Yola Engler: Hi, Olena. Thanks for having me. 

OS: For our listeners, we're both speaking from Berlin, so today is the closest podcast, location-wise, we have ever recorded. First, please tell us more about yourself, your background, and your positions as a lead pricing and inventory manager.

YE: Sure. My background is in economics. I studied economics and then did my Ph.D. in behavioral economics, where I investigated how psychological factors impact decision-making.
And after a small detour via consulting, I found my way to e-commerce pricing at home24, a large online player for furniture in Germany. There, I took over the Pricing and inventory management team later. But it was, in particular, the pricing topic that I fell in love with as it combines an analytical and data-driven approach with business knowledge and psychological effects that I studied during my PhD. So, I decided to focus on pricing and took over the role of Group Pricing Lead at Signa Sports United around a year ago.

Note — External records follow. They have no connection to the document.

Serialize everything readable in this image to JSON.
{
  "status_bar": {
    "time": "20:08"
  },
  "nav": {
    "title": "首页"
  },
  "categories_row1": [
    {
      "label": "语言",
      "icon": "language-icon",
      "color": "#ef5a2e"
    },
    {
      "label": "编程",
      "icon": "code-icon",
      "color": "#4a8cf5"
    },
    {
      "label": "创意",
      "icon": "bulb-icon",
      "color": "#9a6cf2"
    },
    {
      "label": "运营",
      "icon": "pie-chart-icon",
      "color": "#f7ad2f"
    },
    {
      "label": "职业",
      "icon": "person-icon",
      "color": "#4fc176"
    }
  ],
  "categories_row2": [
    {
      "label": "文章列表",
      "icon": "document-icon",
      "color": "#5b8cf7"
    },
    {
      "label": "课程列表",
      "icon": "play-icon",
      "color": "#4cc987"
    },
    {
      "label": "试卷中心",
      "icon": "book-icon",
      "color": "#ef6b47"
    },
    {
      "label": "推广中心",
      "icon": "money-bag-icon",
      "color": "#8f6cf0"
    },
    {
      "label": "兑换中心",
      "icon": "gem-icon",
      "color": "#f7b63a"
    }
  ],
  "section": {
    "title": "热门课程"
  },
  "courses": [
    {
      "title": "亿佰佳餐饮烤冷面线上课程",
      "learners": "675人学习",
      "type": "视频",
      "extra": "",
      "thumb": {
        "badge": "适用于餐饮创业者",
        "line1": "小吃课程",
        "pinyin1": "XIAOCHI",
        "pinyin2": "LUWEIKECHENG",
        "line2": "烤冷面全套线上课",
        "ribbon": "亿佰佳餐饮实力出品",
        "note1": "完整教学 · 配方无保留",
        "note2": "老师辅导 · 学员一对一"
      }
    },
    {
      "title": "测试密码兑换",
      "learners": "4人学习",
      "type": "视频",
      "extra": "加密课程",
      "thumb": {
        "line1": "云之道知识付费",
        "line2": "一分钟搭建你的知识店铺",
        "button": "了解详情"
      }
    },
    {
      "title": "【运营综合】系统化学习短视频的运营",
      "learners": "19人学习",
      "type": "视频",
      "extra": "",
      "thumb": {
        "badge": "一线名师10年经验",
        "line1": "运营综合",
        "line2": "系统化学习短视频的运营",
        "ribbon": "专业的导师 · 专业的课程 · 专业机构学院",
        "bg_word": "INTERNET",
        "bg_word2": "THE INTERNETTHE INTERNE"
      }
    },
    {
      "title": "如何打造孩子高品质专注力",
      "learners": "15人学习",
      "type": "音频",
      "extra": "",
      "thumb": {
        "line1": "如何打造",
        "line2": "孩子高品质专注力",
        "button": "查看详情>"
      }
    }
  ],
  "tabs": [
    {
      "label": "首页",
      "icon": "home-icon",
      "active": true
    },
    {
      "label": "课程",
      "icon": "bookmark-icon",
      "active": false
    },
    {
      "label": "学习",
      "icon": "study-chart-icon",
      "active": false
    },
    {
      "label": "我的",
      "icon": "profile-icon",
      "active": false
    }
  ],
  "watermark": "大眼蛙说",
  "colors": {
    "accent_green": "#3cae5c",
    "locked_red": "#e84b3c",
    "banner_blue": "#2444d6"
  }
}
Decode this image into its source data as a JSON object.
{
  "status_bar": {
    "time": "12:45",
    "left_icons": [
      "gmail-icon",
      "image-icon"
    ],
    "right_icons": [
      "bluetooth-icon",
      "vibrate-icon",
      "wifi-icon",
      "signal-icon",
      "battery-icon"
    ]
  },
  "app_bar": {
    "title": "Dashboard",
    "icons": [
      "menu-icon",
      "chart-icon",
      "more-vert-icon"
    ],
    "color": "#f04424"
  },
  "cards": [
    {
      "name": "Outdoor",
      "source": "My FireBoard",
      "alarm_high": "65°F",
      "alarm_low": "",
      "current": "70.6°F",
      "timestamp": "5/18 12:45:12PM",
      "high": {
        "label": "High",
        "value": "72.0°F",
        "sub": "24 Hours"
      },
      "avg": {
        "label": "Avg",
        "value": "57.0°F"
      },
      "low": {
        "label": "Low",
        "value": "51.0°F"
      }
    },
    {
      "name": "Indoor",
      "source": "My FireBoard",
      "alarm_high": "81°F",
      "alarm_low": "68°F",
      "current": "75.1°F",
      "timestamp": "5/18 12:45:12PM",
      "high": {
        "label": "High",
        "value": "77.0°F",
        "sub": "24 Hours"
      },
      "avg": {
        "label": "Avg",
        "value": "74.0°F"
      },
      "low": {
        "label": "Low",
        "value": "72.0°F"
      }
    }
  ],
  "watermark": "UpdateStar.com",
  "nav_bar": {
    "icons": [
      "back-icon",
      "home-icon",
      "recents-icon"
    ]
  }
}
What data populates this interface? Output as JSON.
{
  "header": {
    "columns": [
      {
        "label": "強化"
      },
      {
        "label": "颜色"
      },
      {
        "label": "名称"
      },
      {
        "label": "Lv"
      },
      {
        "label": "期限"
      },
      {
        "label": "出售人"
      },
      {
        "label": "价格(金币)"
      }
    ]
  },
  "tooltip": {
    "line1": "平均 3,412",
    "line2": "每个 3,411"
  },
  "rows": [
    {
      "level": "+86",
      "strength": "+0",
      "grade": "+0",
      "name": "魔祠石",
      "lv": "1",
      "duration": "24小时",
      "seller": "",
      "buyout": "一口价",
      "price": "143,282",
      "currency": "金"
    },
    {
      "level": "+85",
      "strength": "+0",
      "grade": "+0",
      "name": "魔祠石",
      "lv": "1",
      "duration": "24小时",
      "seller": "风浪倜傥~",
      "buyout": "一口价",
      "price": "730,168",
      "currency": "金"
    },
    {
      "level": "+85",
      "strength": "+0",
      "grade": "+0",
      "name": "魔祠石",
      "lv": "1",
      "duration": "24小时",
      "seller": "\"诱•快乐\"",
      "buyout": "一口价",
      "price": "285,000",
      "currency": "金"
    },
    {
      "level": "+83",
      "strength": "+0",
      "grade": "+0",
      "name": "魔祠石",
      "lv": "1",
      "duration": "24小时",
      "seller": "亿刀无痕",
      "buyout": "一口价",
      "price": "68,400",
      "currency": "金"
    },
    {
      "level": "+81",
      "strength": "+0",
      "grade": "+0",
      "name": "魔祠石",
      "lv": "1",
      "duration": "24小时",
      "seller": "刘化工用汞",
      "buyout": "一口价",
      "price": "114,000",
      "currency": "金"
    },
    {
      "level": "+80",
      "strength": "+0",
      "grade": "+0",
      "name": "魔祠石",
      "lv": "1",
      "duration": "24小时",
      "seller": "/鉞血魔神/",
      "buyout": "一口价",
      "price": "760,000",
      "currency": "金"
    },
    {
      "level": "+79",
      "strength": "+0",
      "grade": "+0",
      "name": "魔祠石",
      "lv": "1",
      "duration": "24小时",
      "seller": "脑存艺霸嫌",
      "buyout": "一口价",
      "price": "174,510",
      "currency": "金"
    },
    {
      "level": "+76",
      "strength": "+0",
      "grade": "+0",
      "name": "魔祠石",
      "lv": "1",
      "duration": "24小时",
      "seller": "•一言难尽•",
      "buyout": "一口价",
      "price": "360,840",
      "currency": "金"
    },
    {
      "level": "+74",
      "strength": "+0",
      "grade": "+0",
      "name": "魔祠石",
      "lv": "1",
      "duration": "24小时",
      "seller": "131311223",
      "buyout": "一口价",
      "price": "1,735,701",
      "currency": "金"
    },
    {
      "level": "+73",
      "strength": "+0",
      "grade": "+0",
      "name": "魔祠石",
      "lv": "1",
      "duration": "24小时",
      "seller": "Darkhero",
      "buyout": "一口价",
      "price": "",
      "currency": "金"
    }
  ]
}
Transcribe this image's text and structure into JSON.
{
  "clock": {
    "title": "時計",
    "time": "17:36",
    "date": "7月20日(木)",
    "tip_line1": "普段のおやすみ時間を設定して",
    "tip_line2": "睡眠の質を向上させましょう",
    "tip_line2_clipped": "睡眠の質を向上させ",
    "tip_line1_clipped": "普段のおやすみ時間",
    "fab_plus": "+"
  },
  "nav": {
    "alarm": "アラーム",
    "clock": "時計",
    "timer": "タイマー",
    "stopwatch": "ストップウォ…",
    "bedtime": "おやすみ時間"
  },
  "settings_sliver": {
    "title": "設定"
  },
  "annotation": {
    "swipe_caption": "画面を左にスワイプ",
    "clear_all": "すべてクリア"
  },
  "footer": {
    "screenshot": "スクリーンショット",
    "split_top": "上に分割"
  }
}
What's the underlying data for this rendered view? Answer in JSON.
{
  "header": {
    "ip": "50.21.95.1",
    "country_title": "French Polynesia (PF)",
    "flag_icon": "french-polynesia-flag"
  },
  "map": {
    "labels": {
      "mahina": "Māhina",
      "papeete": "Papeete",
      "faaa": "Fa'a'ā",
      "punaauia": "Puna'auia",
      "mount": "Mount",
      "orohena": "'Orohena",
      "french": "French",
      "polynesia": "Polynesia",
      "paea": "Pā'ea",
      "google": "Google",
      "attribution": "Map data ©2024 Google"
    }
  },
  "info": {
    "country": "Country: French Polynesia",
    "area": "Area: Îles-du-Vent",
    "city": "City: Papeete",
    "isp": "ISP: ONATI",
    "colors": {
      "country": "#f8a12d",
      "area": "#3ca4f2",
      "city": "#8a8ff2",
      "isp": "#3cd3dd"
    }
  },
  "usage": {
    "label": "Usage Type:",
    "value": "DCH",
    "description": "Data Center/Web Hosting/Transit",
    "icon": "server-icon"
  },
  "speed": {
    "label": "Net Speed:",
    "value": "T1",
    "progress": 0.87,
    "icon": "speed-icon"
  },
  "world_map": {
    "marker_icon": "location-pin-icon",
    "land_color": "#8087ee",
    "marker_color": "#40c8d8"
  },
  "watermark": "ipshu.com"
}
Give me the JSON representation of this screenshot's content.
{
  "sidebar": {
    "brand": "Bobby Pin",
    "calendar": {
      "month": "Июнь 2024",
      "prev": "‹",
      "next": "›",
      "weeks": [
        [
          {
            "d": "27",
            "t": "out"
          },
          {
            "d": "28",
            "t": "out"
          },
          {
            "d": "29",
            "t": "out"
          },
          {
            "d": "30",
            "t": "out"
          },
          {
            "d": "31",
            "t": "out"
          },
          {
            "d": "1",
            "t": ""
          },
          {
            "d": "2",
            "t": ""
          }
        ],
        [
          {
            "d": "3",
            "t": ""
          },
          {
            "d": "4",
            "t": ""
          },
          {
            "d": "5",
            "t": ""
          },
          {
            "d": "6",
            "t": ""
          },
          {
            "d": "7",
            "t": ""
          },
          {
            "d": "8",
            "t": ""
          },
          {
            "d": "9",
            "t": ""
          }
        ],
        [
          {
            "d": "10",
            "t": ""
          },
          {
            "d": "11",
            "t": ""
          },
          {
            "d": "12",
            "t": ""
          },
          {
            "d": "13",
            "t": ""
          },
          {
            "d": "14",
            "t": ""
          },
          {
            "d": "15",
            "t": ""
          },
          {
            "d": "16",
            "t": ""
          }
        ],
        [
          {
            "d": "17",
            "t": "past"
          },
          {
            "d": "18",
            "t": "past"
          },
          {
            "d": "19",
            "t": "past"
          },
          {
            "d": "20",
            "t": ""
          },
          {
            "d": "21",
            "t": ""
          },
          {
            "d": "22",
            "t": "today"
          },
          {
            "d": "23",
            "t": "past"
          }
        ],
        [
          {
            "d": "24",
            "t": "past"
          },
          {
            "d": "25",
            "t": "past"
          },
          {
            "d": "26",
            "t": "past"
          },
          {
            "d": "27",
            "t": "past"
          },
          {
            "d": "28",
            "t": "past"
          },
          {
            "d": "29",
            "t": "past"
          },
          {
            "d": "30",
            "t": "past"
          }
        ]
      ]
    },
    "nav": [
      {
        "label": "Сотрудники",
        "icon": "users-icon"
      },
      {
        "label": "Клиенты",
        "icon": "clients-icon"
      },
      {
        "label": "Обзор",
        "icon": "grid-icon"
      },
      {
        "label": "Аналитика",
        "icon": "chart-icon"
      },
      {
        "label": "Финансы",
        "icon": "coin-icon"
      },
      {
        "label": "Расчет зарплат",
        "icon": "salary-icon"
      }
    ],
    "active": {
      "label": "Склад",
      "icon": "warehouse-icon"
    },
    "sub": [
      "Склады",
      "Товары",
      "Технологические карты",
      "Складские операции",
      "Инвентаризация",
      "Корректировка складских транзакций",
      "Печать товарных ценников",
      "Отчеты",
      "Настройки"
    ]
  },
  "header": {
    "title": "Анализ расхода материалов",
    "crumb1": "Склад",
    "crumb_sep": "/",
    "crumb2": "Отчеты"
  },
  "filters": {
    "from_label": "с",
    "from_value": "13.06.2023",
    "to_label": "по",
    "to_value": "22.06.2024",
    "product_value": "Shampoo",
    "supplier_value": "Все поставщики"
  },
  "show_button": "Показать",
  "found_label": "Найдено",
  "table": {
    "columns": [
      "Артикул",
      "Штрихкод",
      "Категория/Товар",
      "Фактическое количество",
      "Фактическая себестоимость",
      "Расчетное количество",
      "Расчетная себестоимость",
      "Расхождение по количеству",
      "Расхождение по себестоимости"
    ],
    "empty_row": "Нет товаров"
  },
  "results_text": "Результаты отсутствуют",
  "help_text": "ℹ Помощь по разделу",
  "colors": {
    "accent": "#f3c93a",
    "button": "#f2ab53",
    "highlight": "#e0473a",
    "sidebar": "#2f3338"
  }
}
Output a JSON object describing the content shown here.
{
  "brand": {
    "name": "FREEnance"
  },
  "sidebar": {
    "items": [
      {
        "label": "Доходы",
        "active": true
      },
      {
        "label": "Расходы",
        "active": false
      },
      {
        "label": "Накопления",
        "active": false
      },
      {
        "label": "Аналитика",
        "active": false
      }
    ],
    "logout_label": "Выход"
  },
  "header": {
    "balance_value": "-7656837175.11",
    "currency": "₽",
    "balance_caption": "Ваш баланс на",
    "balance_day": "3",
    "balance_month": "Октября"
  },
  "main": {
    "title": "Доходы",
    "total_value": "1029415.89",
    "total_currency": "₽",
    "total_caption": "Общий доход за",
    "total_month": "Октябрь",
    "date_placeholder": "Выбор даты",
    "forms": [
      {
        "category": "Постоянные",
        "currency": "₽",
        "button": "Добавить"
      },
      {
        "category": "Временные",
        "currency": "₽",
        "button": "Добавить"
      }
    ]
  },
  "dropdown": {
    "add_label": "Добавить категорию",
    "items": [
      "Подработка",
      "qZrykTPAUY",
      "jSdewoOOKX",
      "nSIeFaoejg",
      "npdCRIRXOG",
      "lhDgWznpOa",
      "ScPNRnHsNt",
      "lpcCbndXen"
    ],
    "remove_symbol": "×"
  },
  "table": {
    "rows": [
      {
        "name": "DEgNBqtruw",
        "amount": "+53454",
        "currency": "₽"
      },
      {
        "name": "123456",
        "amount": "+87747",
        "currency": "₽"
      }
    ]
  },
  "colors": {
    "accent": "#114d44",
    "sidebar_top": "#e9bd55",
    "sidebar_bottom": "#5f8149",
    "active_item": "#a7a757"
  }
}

OS: It's fascinating to hear about the psychological side of the area because I've been having some conversations with the experts in the field as well, and many of them are now connecting the psychological effects and pricing, especially during inflation.
And here comes the first question: What are your and your team's major wins throughout 2022?

YE: 2022 was a year of platform modernization and optimization for us. We migrated most of our shops to a new pricing platform which now enables us to explore the field of machine learning and also allows us to experiment at scale.
The biggest win was the migration itself because the team needed to migrate more than 50 shops. But also we were able to do the first tests using machine learning algorithms, and the results were already very promising.
Now, we are all super excited that we have the foundation in place to really experiment further in the next year and get the best out of the new technologies. 
And then there is another win. While migrating, we also optimized our competitor data scraping frequencies and saved significant costs without harming our revenues or margins.
What did we do? When I started at Signa Sports, there was this mindset that "more scraping is always better," which I think is quite common. I guess everyone has in mind that Amazon is changing prices several times an hour and is scraping competitor prices many times a day, so that must be right. 
But scraping also takes effort, data resources, and costs money. And for many products and categories, it is not worth scraping competitors daily, let alone several times a day, because the benefit is too little or nonexistent. 
For example, most e-commerce players have a longtail with articles with few views and even fewer sales. For those, the price impact is typically very low. 
Another example is categories for which the purchasing decision is typically a longer process, and therefore, prices are relatively stable. For example, a bike. Typically it's not an impulse purchase, right? People return to the webshop several times before purchasing. And if you change prices too often, you drive your customers crazy. So, we observe relatively stable prices throughout the market for these categories. If I now scrape my competitors six times a day, I will just get six times the same price. 
On the other hand, if you look at electronics, where customers are used to constantly changing prices, scraping and pricing several times a day may be worthwhile. 
Therefore, we developed an optimization function that balances the cost and benefits of scraping and allows us to determine the best scraping frequency for each category, subcategory, and product.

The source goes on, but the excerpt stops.